In a couple stories, Draugen are killed off for good, but then their slayer is overtaken by the evil spirits that possessed the previous Draugen. In this way the slayer becomes a new Draugen.
Draugen are also considered selfish because they refuse to follow the natural course into the afterlife. Instead they stubbornly stay Earthbound and wreak havoc on those around them.
Folklore says if you place a pair of opened iron scissors on the chest of the deceased, they will not become a Draugen. Sometimes debris such as twigs and straw are tucked into their clothing in aid of this, but I don’t see why. (Photo left from a Norwegian tourist display.)
Some tales say that tying the big toes together or sticking needles in the soles of the deceased’s feet will prevent them from being able to roam the Earth again.
There are other simpler ceremonies that the living perform all designed to undo the potential Draugen’s sense of direction so that it is unable to return to the living. For example, when carrying the corpse out of the house to the grave, they turn it three different ways to disorient the spirit so it’s not able to return.
How to Kill a Draugen
A hero would have to vanquish the Draugen to get rid of it which wasn’t an easy task.

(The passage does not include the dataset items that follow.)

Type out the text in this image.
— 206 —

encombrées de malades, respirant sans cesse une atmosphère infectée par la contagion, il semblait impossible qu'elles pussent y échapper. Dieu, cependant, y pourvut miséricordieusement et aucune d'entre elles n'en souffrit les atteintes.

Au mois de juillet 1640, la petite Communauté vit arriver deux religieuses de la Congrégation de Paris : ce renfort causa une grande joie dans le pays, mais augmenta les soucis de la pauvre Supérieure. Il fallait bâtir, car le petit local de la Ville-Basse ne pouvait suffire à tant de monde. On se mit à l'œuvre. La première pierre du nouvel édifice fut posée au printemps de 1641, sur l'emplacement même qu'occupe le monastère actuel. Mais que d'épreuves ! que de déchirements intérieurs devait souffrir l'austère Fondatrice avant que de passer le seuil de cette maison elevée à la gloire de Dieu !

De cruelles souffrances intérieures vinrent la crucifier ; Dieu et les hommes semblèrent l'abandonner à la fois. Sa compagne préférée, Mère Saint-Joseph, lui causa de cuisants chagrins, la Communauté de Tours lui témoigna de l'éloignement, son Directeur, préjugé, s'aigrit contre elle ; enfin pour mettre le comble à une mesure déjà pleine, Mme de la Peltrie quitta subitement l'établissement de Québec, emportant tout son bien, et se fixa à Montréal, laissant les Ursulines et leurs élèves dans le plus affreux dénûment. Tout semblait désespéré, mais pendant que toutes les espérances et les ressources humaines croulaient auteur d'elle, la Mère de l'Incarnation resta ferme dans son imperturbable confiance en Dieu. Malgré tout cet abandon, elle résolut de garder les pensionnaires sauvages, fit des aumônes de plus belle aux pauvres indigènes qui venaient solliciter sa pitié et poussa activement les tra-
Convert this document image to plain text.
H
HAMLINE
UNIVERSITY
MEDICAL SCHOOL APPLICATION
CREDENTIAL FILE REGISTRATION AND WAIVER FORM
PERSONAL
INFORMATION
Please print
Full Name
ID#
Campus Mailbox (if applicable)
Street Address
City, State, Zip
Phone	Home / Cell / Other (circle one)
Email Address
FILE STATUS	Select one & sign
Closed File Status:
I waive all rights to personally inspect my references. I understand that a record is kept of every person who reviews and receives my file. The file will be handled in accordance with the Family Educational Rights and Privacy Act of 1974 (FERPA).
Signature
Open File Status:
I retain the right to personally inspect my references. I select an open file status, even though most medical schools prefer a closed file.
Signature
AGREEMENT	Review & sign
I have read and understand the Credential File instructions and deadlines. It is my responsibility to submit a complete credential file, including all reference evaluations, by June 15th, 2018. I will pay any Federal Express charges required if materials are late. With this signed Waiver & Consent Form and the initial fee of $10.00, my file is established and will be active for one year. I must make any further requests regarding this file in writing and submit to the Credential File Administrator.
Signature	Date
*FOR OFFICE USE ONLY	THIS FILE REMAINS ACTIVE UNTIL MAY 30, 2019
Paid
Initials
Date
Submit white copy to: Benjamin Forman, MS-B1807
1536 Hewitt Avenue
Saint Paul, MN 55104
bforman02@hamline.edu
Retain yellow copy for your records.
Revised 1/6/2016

Iron weapons could injure a Draugen, but didn’t kill them. So since weapons were useless, a would-be hero would have to wrestle the Draugen to its grave and defeat it there. It probably became a test of strength and cunning.
Once the Draugen was dead (again), the actual body would have to be exhumed and destroyed, either by beheading or burning and scattering the ashes into the sea.
Most of what we discussed above comes to us from ancient Norse writings, legends, and folklore. Now let’s look at how the Draugen are perceived in 21st Century Scandinavia.
Nowadays the creature is referred to as a Draug. It takes a human form but the head is made entirely of seaweed. It’s believed they are the spirits of drowned sailors and fishermen. In stories from Northern Norway, the Draug is seen as a headless fisherman dressed in oilskins.
In both cases, seeing a Draug foretells of death. Folklorists think because these nations, especially Norway, depend so heavily on the sea for food and wind up losing fishermen every year as a result, they closely associate the Draug with their lifestyle. If a fisherman is killed or disappears without explanation, they cope by blaming it on the Draug.
The original picture of the Draugen sounds like a mix of creatures to me, not quite a vampire and not quite a zombie. It rises from the dead, can shape-shift in order to escape its grave, yet is solid enough to attack and eat people it encounters while exacting revenge its enemies.
But nowadays, the reports seem to describe something more like a ghost.
The purported last recorded sighting of a Draugr occurred in 1911. A farmer started digging into a mound of dirt on his property that turned out to be a grave. The Draugr appeared to him and said don’t take another shovelful or Earth or six of your cattle will die and six members of your household will die. The farmer ignored the warning and sure enough, six of his cattle died and then six household members died. The Draugr was never seen again.
Do They Exist?
As the last recorded sighting of one in modern times was way back in 1911, it seems the Draugen have moved on, perhaps finally into the afterlife. Nowadays there are virtually no reports of them, at least no published reports. I even checked YouTube. They have game-related videos involving Draugen, but their beast is a cartoon version of the original legend.
I think this creature never existed, but was something born of folklore and legend. Maybe there were cases where some people came back from the dead (who had been in comas, etc.), and that scared everyone. It’s possible there were some demons afoot in those lands back in the day and that further fueled the legend. I don’t think we’ll ever know.
But it certainly makes for a spine chilling tale on a frosty Fall night around the campfire!
What do you think about the Draugen?